Страница 81 из 99
На целлофановой клеенке отпечатались липкие круги от бутылки. Учитель долго смотрел на них, потом положил локти на стол и уронил голову на руки. Спальня превратилась в обитель смерти, в той комнате сидела старуха… Где же еще, как не в кухне, было ему спать?
Неделя подходила к концу, и в доме учителя становилось все тише. Время от времени старая Фридель с трудом поднималась со стула, шаркая, выходила на кухню и кипятила там чай; она вливала его, ложечку за ложечкой, в рот больной. Вернувшись домой из школы, учитель садился возле кровати жены на стул, принесенный им из той комнаты. Он думал обо всем и ни о чем, он спал и бодрствовал — случалось, он забывал и о ней, хотя она была у него перед глазами. Некоторые его мысли казались ему порой небезынтересными, и он даже задумал со временем написать при случае небольшой трактат. Подвал ойтельской школы надо бы превратить в атомное бомбоубежище и оборудовать его с учетом всего необходимого. Ведь в Виллерцеле уже запланирован такой бункер. Значит, и Ойтель имеет полное право выжить в случае атомной войны. Одна фраза особенно ему понравилась, и он даже записал ее на бумажке: «Демократия должна обеспечить всем равную гарантию выживания». Уж это-то он зачитает вслух за столом завсегдатаев в трактире «Лев». Если и Хаберноль его поддержит, можно будет подать петицию в окружной совет.
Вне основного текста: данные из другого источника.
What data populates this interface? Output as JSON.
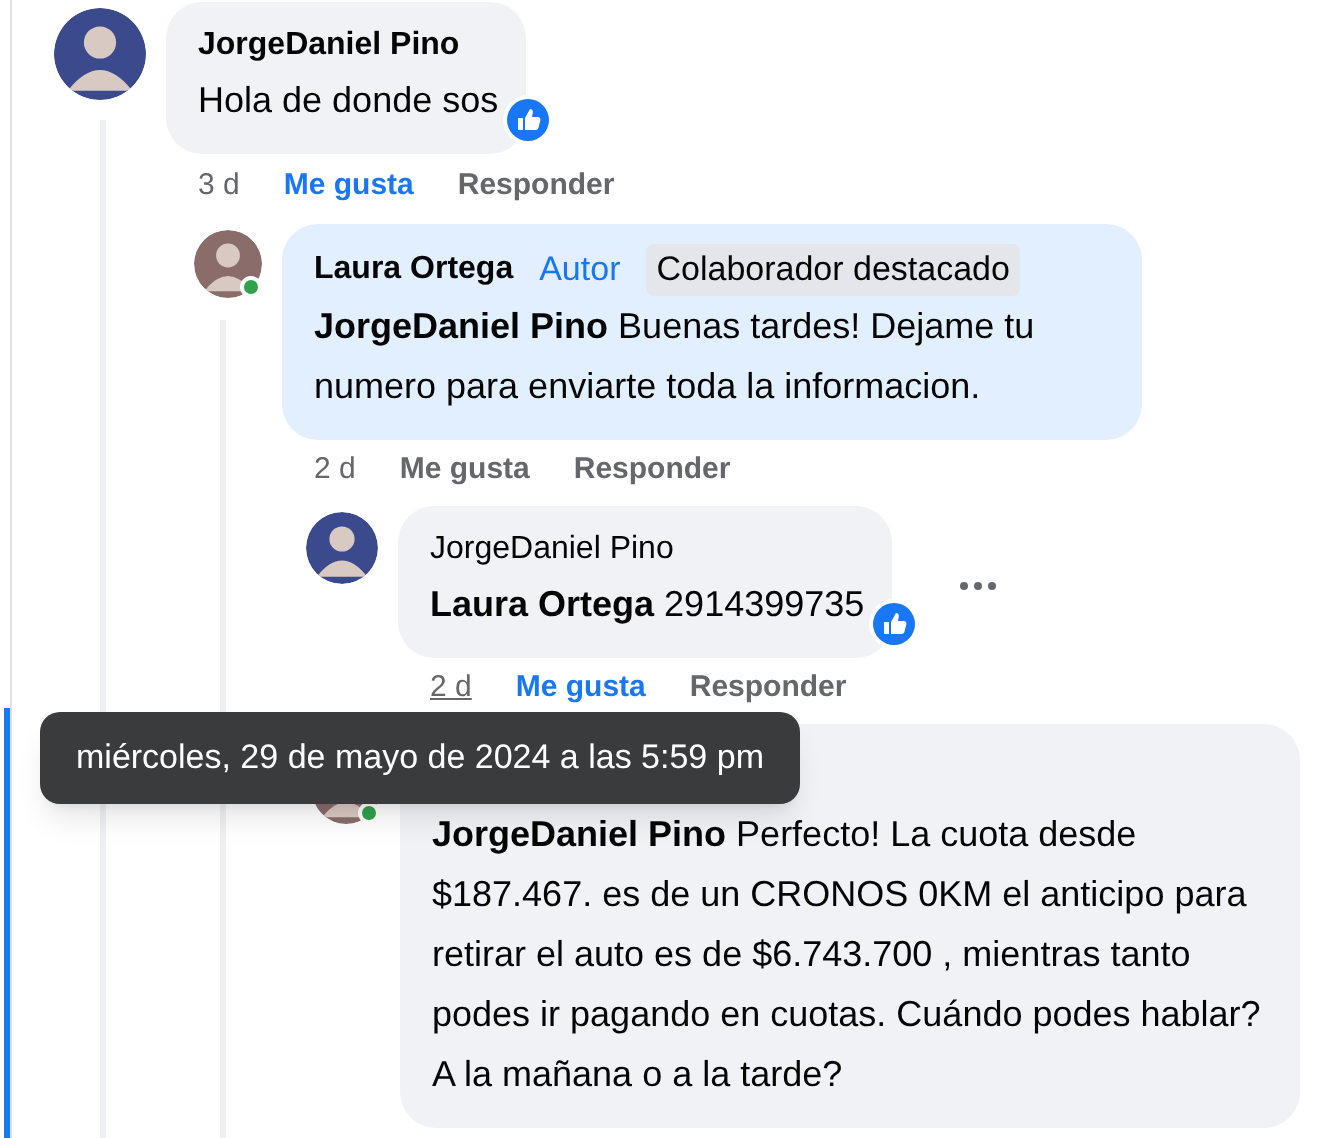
{
  "comments": [
    {
      "author": "JorgeDaniel Pino",
      "text": "Hola de donde sos",
      "reaction": true,
      "highlighted": false,
      "online": false,
      "time": "3 d",
      "time_hovered": false,
      "like": "Me gusta",
      "like_selected": true,
      "reply": "Responder",
      "more": false
    },
    {
      "author": "Laura Ortega",
      "badges": [
        {
          "text": "Autor",
          "kind": "author"
        },
        {
          "text": "Colaborador destacado",
          "kind": "contributor"
        }
      ],
      "text": "**JorgeDaniel Pino** Buenas tardes! Dejame tu numero para enviarte toda la informacion.",
      "reaction": false,
      "highlighted": true,
      "online": true,
      "time": "2 d",
      "time_hovered": false,
      "like": "Me gusta",
      "like_selected": false,
      "reply": "Responder",
      "more": false
    },
    {
      "author": "JorgeDaniel Pino",
      "text": "**Laura Ortega** 2914399735",
      "reaction": true,
      "highlighted": false,
      "online": false,
      "time": "2 d",
      "time_hovered": true,
      "like": "Me gusta",
      "like_selected": true,
      "reply": "Responder",
      "more": true
    },
    {
      "text": "**JorgeDaniel Pino** Perfecto! La cuota desde $187.467. es de un CRONOS 0KM el anticipo para retirar el auto es de $6.743.700 , mientras tanto podes ir pagando en cuotas. Cuándo podes hablar? A la mañana o a la tarde?",
      "reaction": false,
      "highlighted": false,
      "online": true,
      "more": false
    }
  ],
  "tooltip": "miércoles, 29 de mayo de 2024 a las 5:59 pm"
}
Иногда она поднимала вверх свою слабую руку и слегка согнутым указательным пальцем писала в воздухе бесконечно длинные письма. Как хотелось бы учителю их прочесть! Он все думал — что же она желает ему сказать? Что-то, видно, желает, только вот что? Когда Турок приходил на час позже обычного, она начинала стонать, а один раз даже кричала. Переправлять в окружную больницу уже не имеет смысла, считал доктор. Дорога ее измучит, а лежит она здесь или на больничной койке — это уже все равно, исход один. Утром в пятницу он отодвинул стул учителя к изножью кровати и поставил рядом с ее подушкой капельницу. Тоненькая резиновая трубка, свисавшая из бутылки, с иглой на конце, вставленной в вену, еще на какое-то время поддерживала в ней жизнь. После укола она тут же успокаивалась, впадала в глубокий сон. Учитель поглядывал вверх, на бутылку с раствором, покрытую пеленкой, словно люлька, и ему казалось, что ей хорошо там, внизу. Правда, иногда она вдруг приходила в сознание и даже подымала вверх руку, указывая пальцем на лицо учителя, что-то мычала и лепетала, но слов нельзя было разобрать. Потом ее начало лихорадить, поднялась температура… «Воспаление легких, — громко сказала Фридель, — теперь уж скоро отмучается».
«Да, да, теперь уж скоро», — повторяла она. Раскрывая большим и указательным пальцами рот спящей, она осторожно закапывала с ложечки минеральную воду. Учитель поддерживал голову жены, чтобы она снова не упала в подушки, — так, словно взвешивал ее на руке. Время от времени Фридель переворачивала матрас и стелила свежее белье. Тогда учитель брал жену на руки. «Она такая легкая, — говорил он, — словно юная невеста, такая легонькая — словно малое дитя». А Фридель, перевалившись через кровать, все повторяла свое: «Да, да, скоро, скоро».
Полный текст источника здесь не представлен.